晏晰知曉,應當是連榆告知的。
也就是說,晏晰和連榆兩人早已勾結了。
蘇子俞明白了一切,一面氣惱自己的愚蠢,竟然早沒發現,一面被絕望和懊惱包圍,他到底該怎么救他的小梧。
蘇子俞緩緩站起身,拍了拍膝蓋上的塵土,挺直了腰背,起步離開。
走了大概五步遠,晏晰出聲了,“你說的,我答應了,我可不是什么失信小人。”
蘇子俞的步子頓了下,什么都沒說地離開了。
“丞相答應了什么?”連榆收斂了折扇,也收斂了自己的笑,恢復了平常平淡疏離的笑。
晏晰提他添了杯茶,“答應他提點仵作,改了雙兒郡主的死亡時間和兇器。”
連榆眸中一瞬間有些冷,正要說什么,晏晰說話了。
“我相信這點小小的變故,連榆公子定然可以輕松解決。”
他為連榆戴了頂高帽,就看連榆識不識相,戴不戴了。
連榆半天不吭聲,晏晰繼續開口,這次是警告,“你要記得,是誰讓你如今這個位置的。我既然能扶起你,也照樣可以扶起另一個人。”
“晏丞相說得是,這點小事連榆可以解決,連榆還有要事在身,就此告辭了。”
連榆本就只是來看戲的,沒想到竟給自己惹了一身腥。
還是早些離開為上策。
其實,連榆是得到長公主同意,要去見見辭梧。
連榆告訴長公主他可以去會會兇手,試試能不能問出郡主是如何被殺,可留有話什么的。
長公主本就因此事難過,自然同意了,她更想知道自己女兒死前有沒有留給她的話。
辭梧正看著太陽一寸寸移動,忽然聽見有幾個人往她牢房這邊來了。
“公子,這就是您要見的人?”
“好,你們下去吧,我一個人來跟她談談。”
“公子小心,在下告退。
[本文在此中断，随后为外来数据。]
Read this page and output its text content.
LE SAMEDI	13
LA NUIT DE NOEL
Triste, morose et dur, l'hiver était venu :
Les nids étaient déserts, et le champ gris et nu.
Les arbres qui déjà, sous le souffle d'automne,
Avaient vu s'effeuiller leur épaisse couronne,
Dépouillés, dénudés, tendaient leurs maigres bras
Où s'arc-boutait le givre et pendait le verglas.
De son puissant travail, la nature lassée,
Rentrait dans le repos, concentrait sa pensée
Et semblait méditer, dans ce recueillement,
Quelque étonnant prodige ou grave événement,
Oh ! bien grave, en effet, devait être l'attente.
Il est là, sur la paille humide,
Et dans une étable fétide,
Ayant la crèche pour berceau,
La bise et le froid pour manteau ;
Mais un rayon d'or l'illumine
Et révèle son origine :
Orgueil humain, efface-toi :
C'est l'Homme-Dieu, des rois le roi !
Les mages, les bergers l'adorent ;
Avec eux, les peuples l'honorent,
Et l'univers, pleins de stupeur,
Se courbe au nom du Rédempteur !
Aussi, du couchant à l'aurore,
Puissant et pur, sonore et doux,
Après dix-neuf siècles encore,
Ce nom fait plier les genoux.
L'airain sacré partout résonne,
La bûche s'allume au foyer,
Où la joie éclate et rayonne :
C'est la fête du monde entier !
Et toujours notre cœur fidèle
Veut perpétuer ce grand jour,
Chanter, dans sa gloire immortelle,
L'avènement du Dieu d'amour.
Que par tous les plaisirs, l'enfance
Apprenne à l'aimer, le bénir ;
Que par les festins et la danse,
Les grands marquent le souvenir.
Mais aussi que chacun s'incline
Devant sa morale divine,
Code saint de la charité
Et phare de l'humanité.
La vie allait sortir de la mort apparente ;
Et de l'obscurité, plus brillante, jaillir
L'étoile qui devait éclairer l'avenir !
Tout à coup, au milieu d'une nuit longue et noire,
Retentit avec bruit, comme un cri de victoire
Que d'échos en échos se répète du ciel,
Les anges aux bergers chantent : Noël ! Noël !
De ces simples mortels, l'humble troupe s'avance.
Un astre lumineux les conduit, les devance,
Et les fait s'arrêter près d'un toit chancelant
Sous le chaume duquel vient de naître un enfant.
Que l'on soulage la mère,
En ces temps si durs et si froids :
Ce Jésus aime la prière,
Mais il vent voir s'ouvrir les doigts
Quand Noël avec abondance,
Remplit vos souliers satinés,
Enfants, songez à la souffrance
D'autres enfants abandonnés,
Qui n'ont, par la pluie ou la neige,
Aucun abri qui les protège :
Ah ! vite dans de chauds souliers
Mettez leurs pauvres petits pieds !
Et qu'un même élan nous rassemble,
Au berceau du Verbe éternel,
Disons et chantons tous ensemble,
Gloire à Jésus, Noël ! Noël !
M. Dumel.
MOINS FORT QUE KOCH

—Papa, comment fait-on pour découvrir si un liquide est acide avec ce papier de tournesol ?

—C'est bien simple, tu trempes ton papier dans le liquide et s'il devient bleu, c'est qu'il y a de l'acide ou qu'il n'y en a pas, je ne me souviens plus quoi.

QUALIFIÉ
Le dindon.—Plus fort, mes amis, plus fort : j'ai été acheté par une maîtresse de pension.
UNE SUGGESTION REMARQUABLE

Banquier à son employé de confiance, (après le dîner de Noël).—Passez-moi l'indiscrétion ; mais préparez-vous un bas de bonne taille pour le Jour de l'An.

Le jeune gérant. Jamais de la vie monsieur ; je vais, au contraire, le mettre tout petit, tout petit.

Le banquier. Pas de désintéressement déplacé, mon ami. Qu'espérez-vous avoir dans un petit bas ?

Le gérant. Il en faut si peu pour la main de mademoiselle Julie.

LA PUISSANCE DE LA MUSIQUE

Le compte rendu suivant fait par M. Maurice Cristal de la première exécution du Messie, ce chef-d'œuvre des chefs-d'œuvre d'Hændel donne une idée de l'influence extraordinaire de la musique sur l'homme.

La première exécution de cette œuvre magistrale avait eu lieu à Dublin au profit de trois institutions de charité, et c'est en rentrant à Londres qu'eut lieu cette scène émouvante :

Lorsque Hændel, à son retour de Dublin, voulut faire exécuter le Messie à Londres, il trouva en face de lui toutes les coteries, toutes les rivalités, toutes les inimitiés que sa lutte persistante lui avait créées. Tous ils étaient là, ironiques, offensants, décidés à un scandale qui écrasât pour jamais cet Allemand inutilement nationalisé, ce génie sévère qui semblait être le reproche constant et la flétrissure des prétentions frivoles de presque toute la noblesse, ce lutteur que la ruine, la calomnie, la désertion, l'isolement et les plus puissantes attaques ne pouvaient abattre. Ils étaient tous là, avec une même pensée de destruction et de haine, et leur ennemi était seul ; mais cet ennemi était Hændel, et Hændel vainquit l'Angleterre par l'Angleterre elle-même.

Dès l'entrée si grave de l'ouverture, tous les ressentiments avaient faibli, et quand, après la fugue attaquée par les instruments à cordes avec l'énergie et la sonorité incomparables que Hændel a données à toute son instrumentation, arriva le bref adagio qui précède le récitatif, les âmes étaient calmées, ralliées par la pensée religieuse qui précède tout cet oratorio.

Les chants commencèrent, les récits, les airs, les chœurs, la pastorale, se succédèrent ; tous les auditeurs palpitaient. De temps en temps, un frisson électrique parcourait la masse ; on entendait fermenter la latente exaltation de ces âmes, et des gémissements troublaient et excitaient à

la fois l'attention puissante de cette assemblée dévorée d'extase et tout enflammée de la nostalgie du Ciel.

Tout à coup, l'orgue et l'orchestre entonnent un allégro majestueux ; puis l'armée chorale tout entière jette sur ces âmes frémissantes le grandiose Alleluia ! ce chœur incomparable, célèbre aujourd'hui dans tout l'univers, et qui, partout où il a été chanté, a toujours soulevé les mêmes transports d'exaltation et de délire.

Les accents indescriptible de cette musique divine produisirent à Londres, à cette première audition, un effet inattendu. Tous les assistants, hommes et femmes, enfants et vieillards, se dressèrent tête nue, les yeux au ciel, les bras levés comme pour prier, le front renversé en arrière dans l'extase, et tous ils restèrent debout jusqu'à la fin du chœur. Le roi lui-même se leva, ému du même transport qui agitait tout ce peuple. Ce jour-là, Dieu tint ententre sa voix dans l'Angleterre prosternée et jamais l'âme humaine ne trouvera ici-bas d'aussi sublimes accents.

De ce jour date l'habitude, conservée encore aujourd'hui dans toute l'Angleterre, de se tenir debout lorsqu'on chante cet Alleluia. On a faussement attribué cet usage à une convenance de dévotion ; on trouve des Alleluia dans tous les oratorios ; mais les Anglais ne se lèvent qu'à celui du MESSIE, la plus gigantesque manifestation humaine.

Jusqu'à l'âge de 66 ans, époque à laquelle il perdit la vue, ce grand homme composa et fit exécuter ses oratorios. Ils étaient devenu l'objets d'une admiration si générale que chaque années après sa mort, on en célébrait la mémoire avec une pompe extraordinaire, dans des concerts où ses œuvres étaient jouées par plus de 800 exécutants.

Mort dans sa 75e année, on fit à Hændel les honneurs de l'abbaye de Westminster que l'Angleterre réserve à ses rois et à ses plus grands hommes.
”
人已經站在自己面前了,辭梧也懶得抬頭去看。
“辭梧,”連榆輕柔地喚著辭梧的名字,仿佛還是如以前那般情深,“知道嗎?我找了你很久了。”
“是嗎?”辭梧對他的話嗤之以鼻,還是連抬眸的動作都沒有。
她靠著牢房潮濕的墻面,身邊的各種如老鼠蟑螂這樣的蟲子竄來竄去,她的腿一直抬微微曲著,另一條伸得老長了。
辭梧的動作充滿了放蕩不羈和放肆,絲毫沒有因為這里是牢房,眼前站著他人,而收斂半分。
“我認識的辭梧,可是從來不會你這般姿態的。”
連榆說得不錯,在外人面前,蘇辭梧從來都是端莊有禮且嬌弱無比的閨閣小姐。
“我認識的連榆,也不是如今連公子這般姿態。委身人下的事,連榆可做不出。”
辭梧終于抬眼看他,“不過,看到你還活著,我心里對他的愧疚少多了。”
“沒想到,你落到如此地步還牙尖嘴利的。”連榆打開了牢房的門,走進去,站在辭梧面前,高高在上地蔑視著辭梧。
辭梧絲毫不懼他的目光,直視著他,眸中的不屑也讓連榆看了個清楚。